Study Finds Not Enough Women, Older Adults In Cholesterol Trials

By Clinical Research News Staff

May 26, 2020 | After analyzing the trends in the types of 485,409 people enrolled in 60 studies from 1990 to 2018, Johns Hopkins Medicine researchers report that, although some progress has been made, women and older adults are still vastly underrepresented in lipid lowering therapy trials compared with their disease burden. 

The findings, recently published in the journal JAMA Network Open (DOI: 10.1001/jamanetworkopen.2020.5202), suggest that trials still aren’t reflecting real-world patient populations.

“Women and older patients carry significant burden of atherosclerotic cardiovascular disease,” the study’s authors write in a summation of their findings. “However, concerns exist that despite the high prevalence of cardiovascular morbidity among these subgroups, they are underrepresented in clinical trials.”

The authors acknowledge attempts made to improve the representation of affected populations. For instance, in 1986, the National Institutes of Health (NIH) advisory committee recommended inclusion of women to grant applicants. The US Food and Drug Administration (FDA) has also evolved over the years, making recommendations regarding reporting of sex and other demographic variables in randomized clinical trials (RCTs), which, the authors note, are considered the criterion standard for evidence-based medicine. In recent years, there has been an ongoing effort in industry-funded trials to recruit women and older patients.

“We want to ensure that the types of patients who will be using these drugs are the ones included in the clinical trials, so that we can determine if these medications are safe and effective for the people who are prescribed them,” Erin Michos, associate professor of medicine at the Johns Hopkins University School of Medicine and senior author of the study, said in an official statement. “Although we did see an improvement over the years in representation of women and older adults, that progress was rather modest. Clearly more still needs to be done to shift the balance to represent our patient demographics.”
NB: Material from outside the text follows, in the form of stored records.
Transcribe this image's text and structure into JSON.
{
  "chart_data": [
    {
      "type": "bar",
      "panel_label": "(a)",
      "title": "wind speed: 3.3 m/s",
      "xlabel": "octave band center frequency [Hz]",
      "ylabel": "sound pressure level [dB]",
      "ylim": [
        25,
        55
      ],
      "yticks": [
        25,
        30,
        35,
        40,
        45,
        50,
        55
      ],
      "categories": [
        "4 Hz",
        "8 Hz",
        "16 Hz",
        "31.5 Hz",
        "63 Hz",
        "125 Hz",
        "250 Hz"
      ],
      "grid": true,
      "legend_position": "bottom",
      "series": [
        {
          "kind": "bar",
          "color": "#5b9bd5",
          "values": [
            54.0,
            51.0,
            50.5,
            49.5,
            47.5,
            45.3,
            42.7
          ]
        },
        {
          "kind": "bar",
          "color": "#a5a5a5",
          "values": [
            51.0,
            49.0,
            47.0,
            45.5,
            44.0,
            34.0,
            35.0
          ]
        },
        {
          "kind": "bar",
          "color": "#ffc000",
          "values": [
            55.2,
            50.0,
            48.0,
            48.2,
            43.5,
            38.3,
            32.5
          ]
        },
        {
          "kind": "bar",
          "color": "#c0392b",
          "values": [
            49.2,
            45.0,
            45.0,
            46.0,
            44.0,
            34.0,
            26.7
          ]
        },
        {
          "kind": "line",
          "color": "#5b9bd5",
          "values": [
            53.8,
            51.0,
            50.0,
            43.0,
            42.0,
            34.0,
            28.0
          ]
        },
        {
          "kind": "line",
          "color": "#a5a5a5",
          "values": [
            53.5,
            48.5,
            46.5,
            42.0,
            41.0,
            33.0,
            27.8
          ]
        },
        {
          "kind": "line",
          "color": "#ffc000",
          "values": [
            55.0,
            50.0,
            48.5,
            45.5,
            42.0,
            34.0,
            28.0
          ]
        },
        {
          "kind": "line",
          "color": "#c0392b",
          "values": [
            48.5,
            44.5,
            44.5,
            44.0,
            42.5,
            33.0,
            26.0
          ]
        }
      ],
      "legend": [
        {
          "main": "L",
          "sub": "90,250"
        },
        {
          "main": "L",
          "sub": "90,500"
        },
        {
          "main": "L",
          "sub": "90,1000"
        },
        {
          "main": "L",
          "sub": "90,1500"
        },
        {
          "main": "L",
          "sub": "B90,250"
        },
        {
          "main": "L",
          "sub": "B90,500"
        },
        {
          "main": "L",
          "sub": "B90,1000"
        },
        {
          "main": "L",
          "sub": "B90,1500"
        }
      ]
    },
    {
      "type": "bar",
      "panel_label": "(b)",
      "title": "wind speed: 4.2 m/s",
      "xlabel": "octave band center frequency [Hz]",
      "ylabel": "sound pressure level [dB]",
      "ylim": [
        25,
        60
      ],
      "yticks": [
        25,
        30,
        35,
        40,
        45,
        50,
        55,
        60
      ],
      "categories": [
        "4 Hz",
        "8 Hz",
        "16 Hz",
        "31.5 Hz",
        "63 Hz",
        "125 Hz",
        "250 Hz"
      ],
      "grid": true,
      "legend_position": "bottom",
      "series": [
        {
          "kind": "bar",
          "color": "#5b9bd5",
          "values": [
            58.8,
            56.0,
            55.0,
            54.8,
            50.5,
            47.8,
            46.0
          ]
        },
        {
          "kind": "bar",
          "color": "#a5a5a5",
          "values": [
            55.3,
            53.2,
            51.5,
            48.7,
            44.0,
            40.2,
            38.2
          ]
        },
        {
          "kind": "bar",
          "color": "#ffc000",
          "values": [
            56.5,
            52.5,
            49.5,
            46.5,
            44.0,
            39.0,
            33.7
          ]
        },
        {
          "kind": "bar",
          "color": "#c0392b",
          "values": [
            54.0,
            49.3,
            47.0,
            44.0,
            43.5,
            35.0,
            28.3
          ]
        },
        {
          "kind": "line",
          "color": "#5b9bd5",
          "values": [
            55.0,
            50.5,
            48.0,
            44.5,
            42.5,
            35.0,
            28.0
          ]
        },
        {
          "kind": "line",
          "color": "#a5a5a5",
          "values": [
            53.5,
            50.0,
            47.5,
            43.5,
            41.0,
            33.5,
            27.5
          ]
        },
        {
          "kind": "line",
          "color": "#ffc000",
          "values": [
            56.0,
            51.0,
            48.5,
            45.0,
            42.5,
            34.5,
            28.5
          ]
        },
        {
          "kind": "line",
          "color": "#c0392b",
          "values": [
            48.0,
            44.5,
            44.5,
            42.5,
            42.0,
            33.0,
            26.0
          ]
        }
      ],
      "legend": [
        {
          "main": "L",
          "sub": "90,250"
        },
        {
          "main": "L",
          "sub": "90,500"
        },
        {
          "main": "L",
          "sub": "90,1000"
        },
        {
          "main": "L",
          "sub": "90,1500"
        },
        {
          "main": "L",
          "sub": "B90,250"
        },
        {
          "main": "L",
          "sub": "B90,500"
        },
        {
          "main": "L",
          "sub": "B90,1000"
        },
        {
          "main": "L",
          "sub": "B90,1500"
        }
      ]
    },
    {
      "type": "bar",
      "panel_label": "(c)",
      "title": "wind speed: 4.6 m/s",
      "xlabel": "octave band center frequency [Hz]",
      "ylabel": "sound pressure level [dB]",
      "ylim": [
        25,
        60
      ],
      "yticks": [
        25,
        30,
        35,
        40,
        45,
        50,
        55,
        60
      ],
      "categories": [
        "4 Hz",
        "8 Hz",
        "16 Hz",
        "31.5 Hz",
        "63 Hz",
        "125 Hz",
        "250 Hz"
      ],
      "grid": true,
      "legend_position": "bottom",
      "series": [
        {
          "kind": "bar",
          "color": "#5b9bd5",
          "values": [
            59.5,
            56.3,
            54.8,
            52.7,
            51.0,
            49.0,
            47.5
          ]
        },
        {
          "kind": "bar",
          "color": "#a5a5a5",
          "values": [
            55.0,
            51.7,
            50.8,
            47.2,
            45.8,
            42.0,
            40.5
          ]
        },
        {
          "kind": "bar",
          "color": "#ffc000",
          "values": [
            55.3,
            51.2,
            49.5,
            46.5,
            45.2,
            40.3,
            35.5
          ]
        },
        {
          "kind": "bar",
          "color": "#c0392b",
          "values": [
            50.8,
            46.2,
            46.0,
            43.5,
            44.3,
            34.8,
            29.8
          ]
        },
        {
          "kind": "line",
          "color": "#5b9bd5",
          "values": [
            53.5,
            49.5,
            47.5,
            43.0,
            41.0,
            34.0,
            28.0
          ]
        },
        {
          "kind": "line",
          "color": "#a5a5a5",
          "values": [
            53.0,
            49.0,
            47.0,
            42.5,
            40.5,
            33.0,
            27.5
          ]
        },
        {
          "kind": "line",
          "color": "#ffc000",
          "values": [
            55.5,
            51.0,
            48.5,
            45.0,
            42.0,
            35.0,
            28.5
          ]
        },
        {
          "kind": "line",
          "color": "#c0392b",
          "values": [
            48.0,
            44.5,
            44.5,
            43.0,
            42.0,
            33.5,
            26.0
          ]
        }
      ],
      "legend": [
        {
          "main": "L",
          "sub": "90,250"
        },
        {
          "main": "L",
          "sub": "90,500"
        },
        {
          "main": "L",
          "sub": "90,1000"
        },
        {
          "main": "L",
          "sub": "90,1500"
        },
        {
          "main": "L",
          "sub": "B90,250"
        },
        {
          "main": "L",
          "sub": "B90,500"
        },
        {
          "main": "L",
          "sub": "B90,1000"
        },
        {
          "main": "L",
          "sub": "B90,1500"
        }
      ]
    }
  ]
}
For their study, the researchers reported an increase in the number of women participants from about 20% in the early 1990s to about 33% in the most recent trials analyzed. However, many trials included only women who were past menopause or who were unable to have children, particularly excluding people who were pregnant or breastfeeding. Only slightly more than half of the 60 trials reported results based on effectiveness by gender.

In the report on these studies, the percentage of trial participants 65 or older increased from 32% from the early 1990s, compared with 42% in the most recent trials examined. As with gender, only slightly more than half of the 60 studies reported their findings specifically for older adults.
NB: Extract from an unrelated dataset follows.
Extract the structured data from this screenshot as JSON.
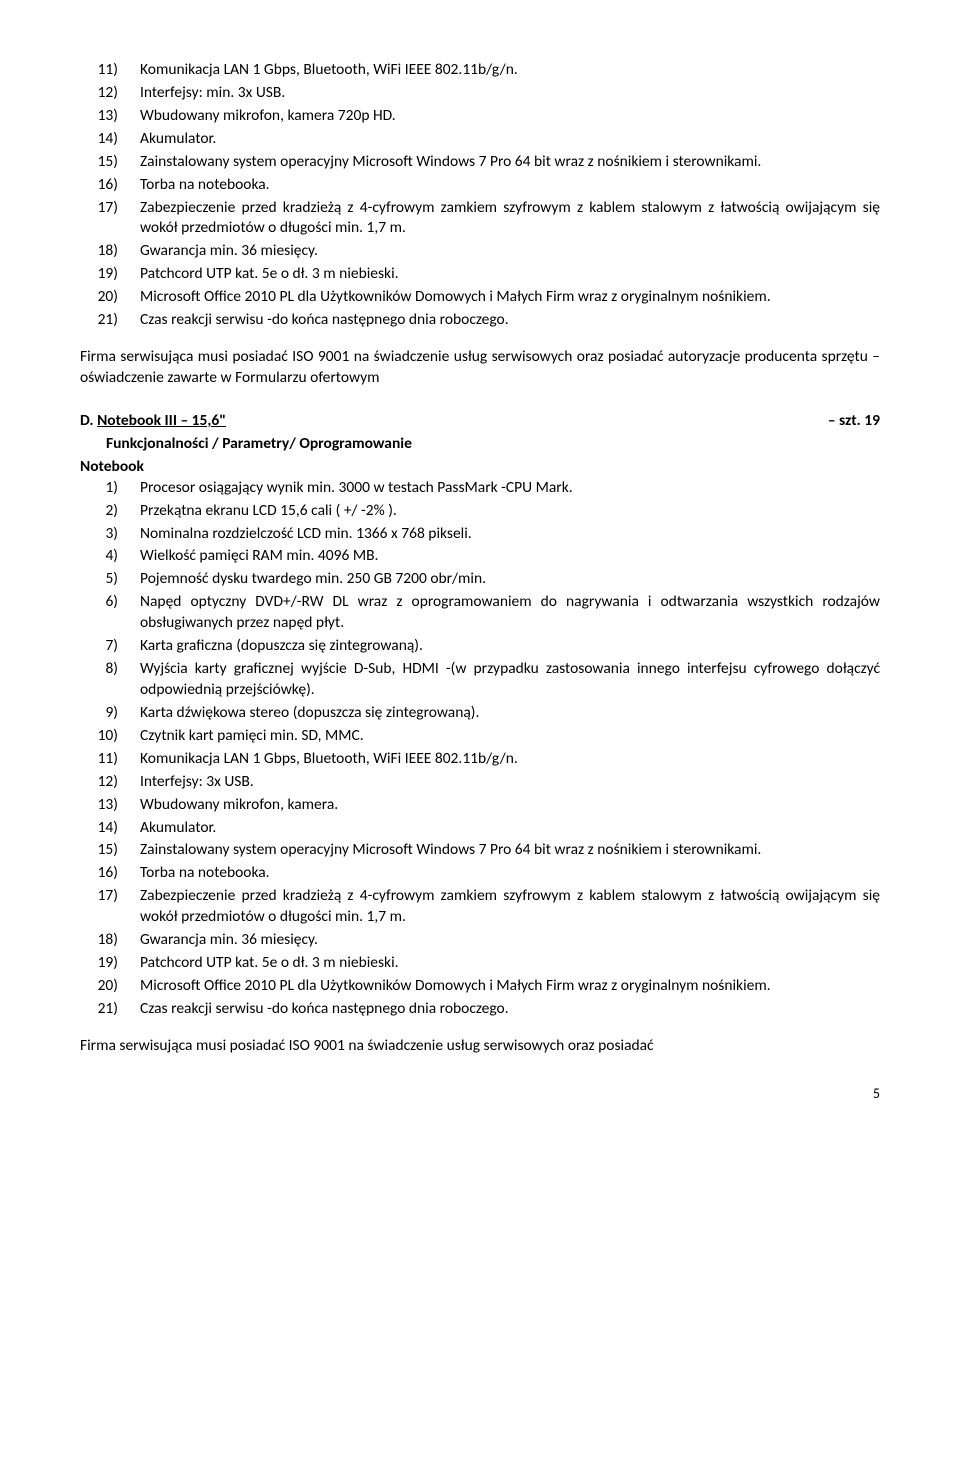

“Clinical trials are designed to ascertain the efficacy and/or safety of a drug or device in a target population, and under-enrollment limits the evidence-base for these key demographic groups,” Michos and her colleagues stress. “... [P]ractical steps should be undertaken to develop new strategies to achieve optimal recruitment of these subsets of the population in RCTs, and investigators should be encouraged to report results based on these subgroups to enhance generalizability of their results.”